Ministers were here revisiting work done so far on commission proposals for two taxes on digital profits that the Austrian presidency hopes to see finalised and agreed by December.

Await proposals

Minister for Finance Paschal Donohoe has been leading the charge against the measures, arguing that the EU should only embrace a “global” approach to digital taxation and await proposals due next spring from the OECD.

He has seen increasing support for his position in recent months and received a fillip during the week when a leaked German internal paper expressed coolness about the proposed measures.

A number of member states have begun to see the proposals as a potentially dangerous escalation of trade tensions with the US, a point which Mr Donohoe has strongly emphasised to colleagues.

Following the meeting on Saturday, Mr Donohoe said he had “articulated our concerns again on the impact of the tax on tax co-operation and open trade internationally and will continue to engage with the discussions”.

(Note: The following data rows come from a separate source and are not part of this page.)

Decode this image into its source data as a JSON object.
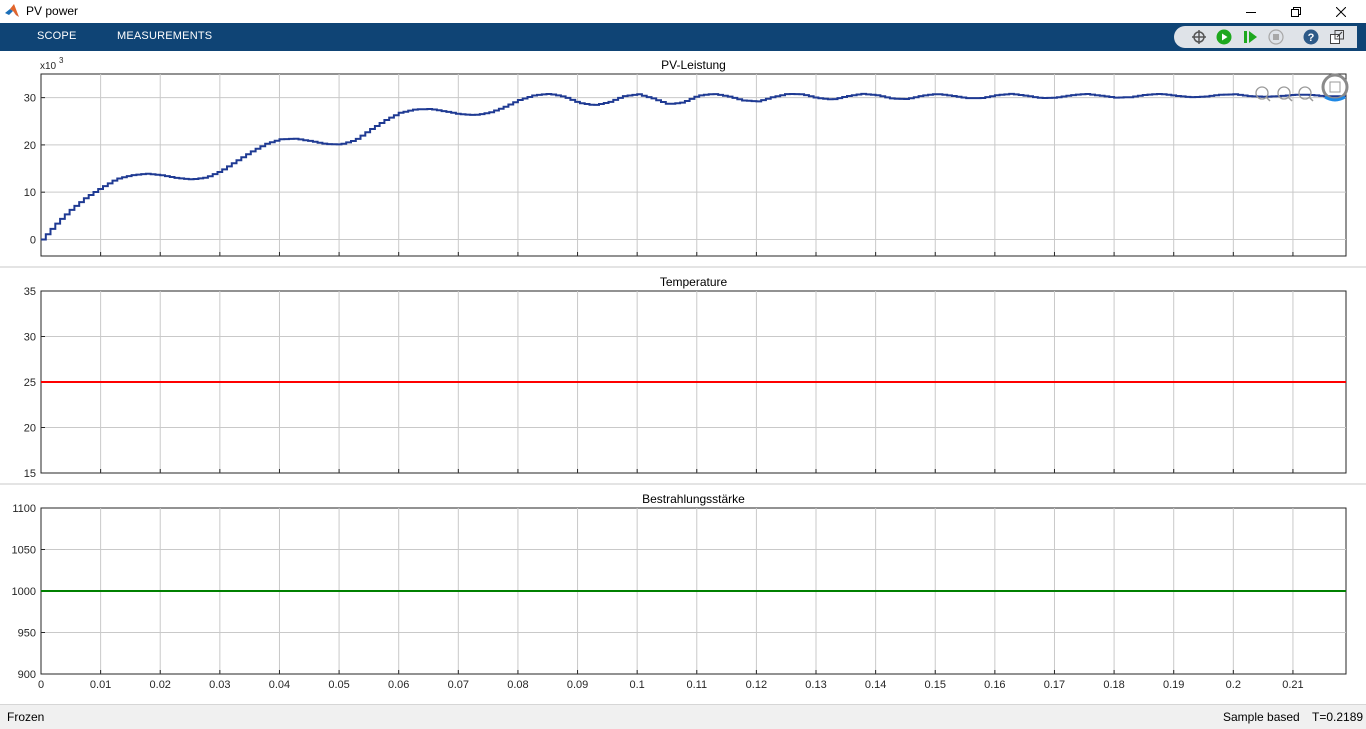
{
  "window": {
    "title": "PV power"
  },
  "toolstrip": {
    "tabs": [
      "SCOPE",
      "MEASUREMENTS"
    ],
    "tools": [
      "highlight-simulink-block-icon",
      "run-icon",
      "step-forward-icon",
      "stop-icon",
      "help-icon",
      "undock-icon"
    ]
  },
  "status": {
    "left": "Frozen",
    "mode": "Sample based",
    "time": "T=0.2189"
  },
  "colors": {
    "accent": "#0f4475",
    "power": "#1f3a93",
    "temperature": "#ff0000",
    "irradiance": "#008000"
  },
  "chart_data": [
    {
      "type": "line",
      "title": "PV-Leistung",
      "exponent_label": "x10",
      "exponent_sup": "3",
      "xlim": [
        0,
        0.2189
      ],
      "ylim": [
        -3.5,
        35
      ],
      "yticks": [
        "0",
        "10",
        "20",
        "30"
      ],
      "grid": true,
      "series": [
        {
          "x": [
            0,
            0.0025,
            0.005,
            0.0075,
            0.01,
            0.0125,
            0.015,
            0.0175,
            0.02,
            0.0225,
            0.025,
            0.0275,
            0.03,
            0.0325,
            0.035,
            0.0375,
            0.04,
            0.0425,
            0.045,
            0.0475,
            0.05,
            0.0525,
            0.055,
            0.0575,
            0.06,
            0.0625,
            0.065,
            0.0675,
            0.07,
            0.0725,
            0.075,
            0.0775,
            0.08,
            0.0825,
            0.085,
            0.0875,
            0.09,
            0.0925,
            0.095,
            0.0975,
            0.1,
            0.1025,
            0.105,
            0.1075,
            0.11,
            0.1125,
            0.115,
            0.1175,
            0.12,
            0.1225,
            0.125,
            0.1275,
            0.13,
            0.1325,
            0.135,
            0.1375,
            0.14,
            0.1425,
            0.145,
            0.1475,
            0.15,
            0.1525,
            0.155,
            0.1575,
            0.16,
            0.1625,
            0.165,
            0.1675,
            0.17,
            0.1725,
            0.175,
            0.1775,
            0.18,
            0.1825,
            0.185,
            0.1875,
            0.19,
            0.1925,
            0.195,
            0.1975,
            0.2,
            0.2025,
            0.205,
            0.2075,
            0.21,
            0.2125,
            0.215,
            0.2189
          ],
          "y": [
            0,
            3.5,
            6.5,
            9.0,
            11.0,
            12.8,
            13.6,
            13.9,
            13.6,
            13.0,
            12.7,
            13.1,
            14.5,
            16.5,
            18.5,
            20.2,
            21.2,
            21.3,
            20.8,
            20.2,
            20.1,
            21.0,
            23.2,
            25.2,
            26.8,
            27.5,
            27.6,
            27.1,
            26.5,
            26.3,
            26.8,
            28.0,
            29.5,
            30.5,
            30.8,
            30.2,
            28.9,
            28.4,
            29.0,
            30.3,
            30.7,
            29.8,
            28.6,
            29.0,
            30.4,
            30.8,
            30.3,
            29.4,
            29.2,
            30.1,
            30.8,
            30.7,
            29.9,
            29.6,
            30.3,
            30.8,
            30.5,
            29.8,
            29.7,
            30.4,
            30.8,
            30.4,
            29.9,
            29.9,
            30.5,
            30.8,
            30.4,
            29.9,
            30.0,
            30.5,
            30.8,
            30.4,
            30.0,
            30.1,
            30.6,
            30.8,
            30.4,
            30.1,
            30.2,
            30.6,
            30.7,
            30.3,
            30.2,
            30.3,
            30.6,
            30.6,
            30.3,
            30.3
          ]
        }
      ]
    },
    {
      "type": "line",
      "title": "Temperature",
      "xlim": [
        0,
        0.2189
      ],
      "ylim": [
        15,
        35
      ],
      "yticks": [
        "15",
        "20",
        "25",
        "30",
        "35"
      ],
      "grid": true,
      "series": [
        {
          "x": [
            0,
            0.2189
          ],
          "y": [
            25,
            25
          ]
        }
      ]
    },
    {
      "type": "line",
      "title": "Bestrahlungsstärke",
      "xlim": [
        0,
        0.2189
      ],
      "ylim": [
        900,
        1100
      ],
      "yticks": [
        "900",
        "950",
        "1000",
        "1050",
        "1100"
      ],
      "xticks": [
        "0",
        "0.01",
        "0.02",
        "0.03",
        "0.04",
        "0.05",
        "0.06",
        "0.07",
        "0.08",
        "0.09",
        "0.1",
        "0.11",
        "0.12",
        "0.13",
        "0.14",
        "0.15",
        "0.16",
        "0.17",
        "0.18",
        "0.19",
        "0.2",
        "0.21"
      ],
      "grid": true,
      "series": [
        {
          "x": [
            0,
            0.2189
          ],
          "y": [
            1000,
            1000
          ]
        }
      ]
    }
  ]
}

Mr Le Maire told journalists the European people were demanding the taxing of the digital giants, and expressed confidence that the concerns of countries such as Germany, Luxembourg and the Netherlands were being met.

A strong majority of member states still support the proposals while, according to a commission source, Ireland, Denmark, Sweden, Finland, and Malta remain adamantly opposed.

Sweeten the pill

Mr Le Maire has proposed to sweeten the pill for doubting member states by adding a “sunset clause” to the commission’s short-term, interim measure, a plan for a 3 per cent tax on the digital turnover of large firms, specifically on revenue of online targeted advertising and intermediate platform services.The French insist that the tax was always intended just as an interim measure.

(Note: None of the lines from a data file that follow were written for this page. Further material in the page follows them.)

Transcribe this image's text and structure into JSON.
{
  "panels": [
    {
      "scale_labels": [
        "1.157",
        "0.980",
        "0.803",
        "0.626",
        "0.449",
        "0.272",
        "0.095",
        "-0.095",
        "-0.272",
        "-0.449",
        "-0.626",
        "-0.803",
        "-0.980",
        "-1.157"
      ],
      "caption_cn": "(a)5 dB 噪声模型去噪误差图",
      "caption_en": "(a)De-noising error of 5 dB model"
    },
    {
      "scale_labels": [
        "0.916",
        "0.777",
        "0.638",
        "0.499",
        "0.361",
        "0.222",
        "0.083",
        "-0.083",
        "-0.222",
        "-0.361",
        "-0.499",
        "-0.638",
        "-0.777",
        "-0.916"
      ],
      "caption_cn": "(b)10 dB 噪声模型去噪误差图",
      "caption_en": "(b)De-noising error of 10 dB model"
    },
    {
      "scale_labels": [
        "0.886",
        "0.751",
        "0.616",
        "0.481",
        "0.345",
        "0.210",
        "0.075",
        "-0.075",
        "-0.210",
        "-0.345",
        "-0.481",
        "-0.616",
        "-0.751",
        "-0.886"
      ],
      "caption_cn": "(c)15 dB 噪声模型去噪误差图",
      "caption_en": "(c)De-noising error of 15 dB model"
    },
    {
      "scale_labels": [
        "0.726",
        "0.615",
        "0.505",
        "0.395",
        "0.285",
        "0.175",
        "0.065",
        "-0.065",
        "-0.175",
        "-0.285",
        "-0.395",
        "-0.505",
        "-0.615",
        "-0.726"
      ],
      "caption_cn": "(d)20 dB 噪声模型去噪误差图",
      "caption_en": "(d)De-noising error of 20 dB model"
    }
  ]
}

Under his proposal, the new tax, expected to raise some €5 billion a year, would end once a deal is reached at OECD level on the reform of the taxation of digital companies. The Austrians have also been talking of exempting the sale of data from the scope of the tax.

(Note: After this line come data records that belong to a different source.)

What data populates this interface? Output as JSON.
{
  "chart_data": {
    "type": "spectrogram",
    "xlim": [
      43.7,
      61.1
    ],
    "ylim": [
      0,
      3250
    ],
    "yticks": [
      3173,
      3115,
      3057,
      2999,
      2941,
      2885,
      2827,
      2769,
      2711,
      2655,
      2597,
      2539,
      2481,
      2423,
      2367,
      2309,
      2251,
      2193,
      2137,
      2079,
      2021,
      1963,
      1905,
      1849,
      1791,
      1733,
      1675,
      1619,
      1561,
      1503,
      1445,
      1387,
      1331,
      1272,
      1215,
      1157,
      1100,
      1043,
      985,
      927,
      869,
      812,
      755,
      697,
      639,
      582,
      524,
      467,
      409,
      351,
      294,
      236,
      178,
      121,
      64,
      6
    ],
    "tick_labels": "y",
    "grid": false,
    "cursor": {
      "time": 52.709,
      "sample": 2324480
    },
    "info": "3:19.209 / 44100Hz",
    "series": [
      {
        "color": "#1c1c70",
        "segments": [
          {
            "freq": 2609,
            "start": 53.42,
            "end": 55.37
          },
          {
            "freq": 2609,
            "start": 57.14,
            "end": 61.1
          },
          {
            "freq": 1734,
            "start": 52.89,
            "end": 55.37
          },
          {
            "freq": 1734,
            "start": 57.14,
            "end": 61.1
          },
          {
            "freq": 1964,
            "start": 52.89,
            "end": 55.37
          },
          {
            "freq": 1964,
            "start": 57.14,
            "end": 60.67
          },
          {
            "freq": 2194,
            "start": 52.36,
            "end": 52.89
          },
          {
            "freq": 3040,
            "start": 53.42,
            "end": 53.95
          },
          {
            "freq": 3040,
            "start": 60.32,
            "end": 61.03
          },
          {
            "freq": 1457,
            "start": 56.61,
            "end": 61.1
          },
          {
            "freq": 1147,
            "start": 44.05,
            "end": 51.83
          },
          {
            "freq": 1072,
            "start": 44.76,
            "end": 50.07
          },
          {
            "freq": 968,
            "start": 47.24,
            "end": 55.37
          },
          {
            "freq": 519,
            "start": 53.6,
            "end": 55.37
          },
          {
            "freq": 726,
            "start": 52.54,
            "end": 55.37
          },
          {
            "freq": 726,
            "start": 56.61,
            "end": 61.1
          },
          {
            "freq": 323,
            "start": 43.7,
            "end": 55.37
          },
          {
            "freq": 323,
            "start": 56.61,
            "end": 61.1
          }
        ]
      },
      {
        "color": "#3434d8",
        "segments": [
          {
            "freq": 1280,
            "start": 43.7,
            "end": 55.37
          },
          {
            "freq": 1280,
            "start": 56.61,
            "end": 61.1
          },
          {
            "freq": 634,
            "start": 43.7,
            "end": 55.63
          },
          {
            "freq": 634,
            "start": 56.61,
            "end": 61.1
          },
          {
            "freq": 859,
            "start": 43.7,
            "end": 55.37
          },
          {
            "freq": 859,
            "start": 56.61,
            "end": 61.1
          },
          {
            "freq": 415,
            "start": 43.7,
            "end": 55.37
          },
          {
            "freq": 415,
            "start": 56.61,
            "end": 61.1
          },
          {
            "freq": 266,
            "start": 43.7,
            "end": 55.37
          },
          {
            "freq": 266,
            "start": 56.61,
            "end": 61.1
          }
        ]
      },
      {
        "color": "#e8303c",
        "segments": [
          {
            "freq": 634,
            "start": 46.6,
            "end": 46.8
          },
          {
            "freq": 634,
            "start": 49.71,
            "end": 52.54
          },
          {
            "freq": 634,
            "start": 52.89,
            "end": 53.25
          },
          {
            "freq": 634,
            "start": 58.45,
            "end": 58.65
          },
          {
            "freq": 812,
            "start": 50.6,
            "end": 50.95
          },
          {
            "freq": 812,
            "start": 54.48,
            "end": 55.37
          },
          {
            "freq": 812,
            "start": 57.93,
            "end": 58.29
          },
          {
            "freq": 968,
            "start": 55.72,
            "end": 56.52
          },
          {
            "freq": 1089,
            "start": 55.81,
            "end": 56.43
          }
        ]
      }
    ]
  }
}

Germany’s finance minister Olaf Scholz said a European tax overhaul to increase levies on large digital firms would need time to be agreed, but insisted a solution was needed. But he said the issue had become one about tax allocation – where tax is levied – and no longer just about avoidance. He expressed concern about the measure leading to double taxation.

Challenged

A failure to agree, the tax’s proponents argue, will lead to proliferation of national measures. “Eleven EU member states have . . . introduced or plan to implement national taxes to cope with the challenges of the digitalised economy, all of them of a diverse nature,” an Austrian presidency document warns. “These unco-ordinated unilateral measures constitute a fragmentation of the single market and distort competition.”

The finance ministers also considered whether the EU should draw up a regulatory framework for cryptocurrencies in order to prevent tax evasion and money laundering.